With all privacy guards in place, the process for each participant begins with three health surveys with over 100 data points on demographics, daily activities, health access, lifestyle, personal and family medical histories—with more annual surveys for ten years. Participants consent to sharing their electronic health records (EHRs), and those data are updated every six months. At an initial visit to a participating clinic, physical measures are taken for height, weight, and hip and waist circumference, each measured twice. Blood pressure and heart rate are measured three times each. Seven tubes of blood are drawn, one each for plasma, serum, and sodium heparin, two tubes for whole blood, one for DNA, and one for RNA. A urine sample is taken. And then the participant’s health is tracked for ten years.

“The more complete the longitudinal health information, the higher the utility of data,” says Jeremy Rassen, Sc.D., chief science officer of Aetion. “Combining physical, genomic, and EHR data will allow real-world researchers to dive into a variety of questions about both causes and outcomes, getting to precision medicine. With proper real-world evidence research methods in place, the project’s data has the potential to be an excellent source for certain studies.”

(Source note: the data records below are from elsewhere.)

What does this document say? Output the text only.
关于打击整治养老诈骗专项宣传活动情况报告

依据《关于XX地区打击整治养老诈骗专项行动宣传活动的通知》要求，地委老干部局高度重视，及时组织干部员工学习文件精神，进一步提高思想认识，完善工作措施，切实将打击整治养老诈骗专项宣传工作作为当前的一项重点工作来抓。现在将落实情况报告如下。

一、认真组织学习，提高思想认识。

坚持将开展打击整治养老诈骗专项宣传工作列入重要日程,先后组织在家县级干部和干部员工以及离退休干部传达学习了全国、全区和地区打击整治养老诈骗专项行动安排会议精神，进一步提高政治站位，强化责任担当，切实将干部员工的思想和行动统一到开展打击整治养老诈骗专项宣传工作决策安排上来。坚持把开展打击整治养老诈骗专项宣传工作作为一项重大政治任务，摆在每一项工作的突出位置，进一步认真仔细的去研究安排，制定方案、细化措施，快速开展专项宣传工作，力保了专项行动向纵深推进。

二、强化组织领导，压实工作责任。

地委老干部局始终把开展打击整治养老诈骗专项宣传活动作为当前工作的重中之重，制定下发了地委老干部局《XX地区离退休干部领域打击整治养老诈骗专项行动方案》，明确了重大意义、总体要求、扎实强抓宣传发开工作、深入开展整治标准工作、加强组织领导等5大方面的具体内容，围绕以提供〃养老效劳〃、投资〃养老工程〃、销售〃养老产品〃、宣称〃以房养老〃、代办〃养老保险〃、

Potential limitations of the data derive from the difference between risk-factor epidemiology and clinical epidemiology. The eventual data set, says Sebastian Schneeweiss, M.D., Sc.D., chief of the Division of Pharmacoepidemiology and Pharmacoeconomics of Brigham and Women’s Hospital, “will be useful in risk-factor epidemiology: studies of genetic versus environmental risk factors and how they play out in the incidence of diseases.” It is likely to be less useful in clinical pharmacoepidemiology where even one million participants may not be enough. “You could look at very commonly prescribed medications but couldn’t evaluate new medications or drugs new to the market, highly targeted medications, or drugs for rare diseases. You’ll run out of patients.”

The data could also be less representative of “all walks of life” than NIH Director Francis Collins, M.D., Ph.D., envisions. Participants who consent to share their EHR data could skew toward those who do not have conditions that carry stigma: mental illness, substance use disorders, HIV or other STDs. Conversely, as the project partners with community health centers to recruit diverse participants, the data may over-represent those with diabetes and other diseases prevalent in under-served communities. The annual surveys of participants may be another potential cause of bias. Will self-reported measures be accurate? Is the project accounting for potential recall bias? In all these cases, says Rassen, potential biases would not invalidate the project, “but researchers need to take them into account when using the data.”

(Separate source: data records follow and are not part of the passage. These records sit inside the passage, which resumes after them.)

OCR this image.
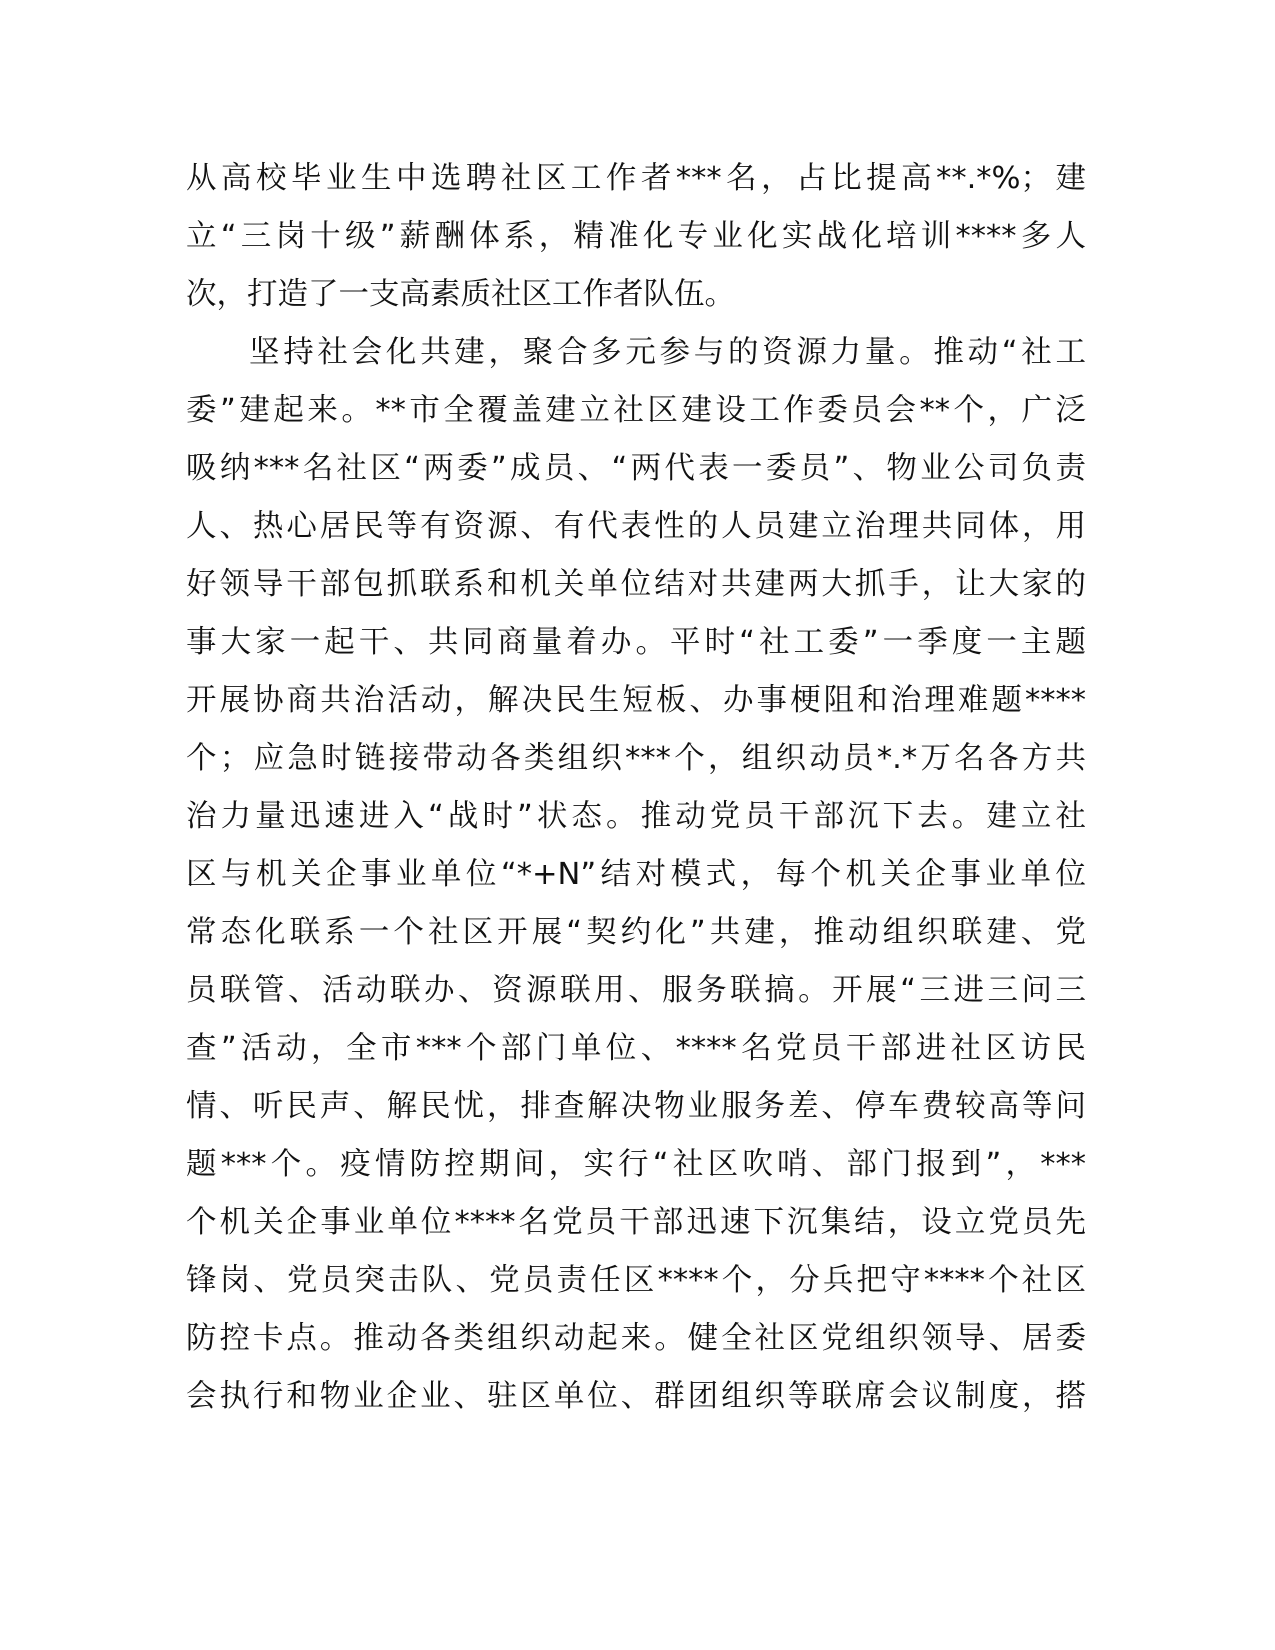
从高校毕业生中选聘社区工作者***名，占比提高**.*%；建
立“三岗十级”薪酬体系，精准化专业化实战化培训****多人
次，打造了一支高素质社区工作者队伍。
坚持社会化共建，聚合多元参与的资源力量。推动“社工
委”建起来。**市全覆盖建立社区建设工作委员会**个，广泛
吸纳***名社区“两委”成员、“两代表一委员”、物业公司负责
人、热心居民等有资源、有代表性的人员建立治理共同体，用
好领导干部包抓联系和机关单位结对共建两大抓手，让大家的
事大家一起干、共同商量着办。平时“社工委”一季度一主题
开展协商共治活动，解决民生短板、办事梗阻和治理难题****
个；应急时链接带动各类组织***个，组织动员*.*万名各方共
治力量迅速进入“战时”状态。推动党员干部沉下去。建立社
区与机关企事业单位“*+N”结对模式，每个机关企事业单位
常态化联系一个社区开展“契约化”共建，推动组织联建、党
员联管、活动联办、资源联用、服务联搞。开展“三进三问三
查”活动，全市***个部门单位、****名党员干部进社区访民
情、听民声、解民忧，排查解决物业服务差、停车费较高等问
题***个。疫情防控期间，实行“社区吹哨、部门报到”，***
个机关企事业单位****名党员干部迅速下沉集结，设立党员先
锋岗、党员突击队、党员责任区****个，分兵把守****个社区
防控卡点。推动各类组织动起来。健全社区党组织领导、居委
会执行和物业企业、驻区单位、群团组织等联席会议制度，搭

The All of Us Project could present a new opportunity for pragmatic randomized trials, says Schneeweiss. “Once you have one million people in your system, you may be able to impose randomized interventions on subsets. The project is in sustained contact with the participants. It’s a small extra step to obtain informed consent to intervene for certain conditions. The participants are motivated; they may consent to be randomized. But if you waited for participants to take certain medications, you may never have enough for a study.”

Cautions in place, data scientists applaud the goal of the All of Us Project to generate comprehensive, longitudinal data to drive precision medicine. “Working with diverse, real-world data sets has not always been possible,” says epidemiologist Erin Comerford, “but it is an important step as we work to identify the causes of individual differences in response to commonly used drugs.”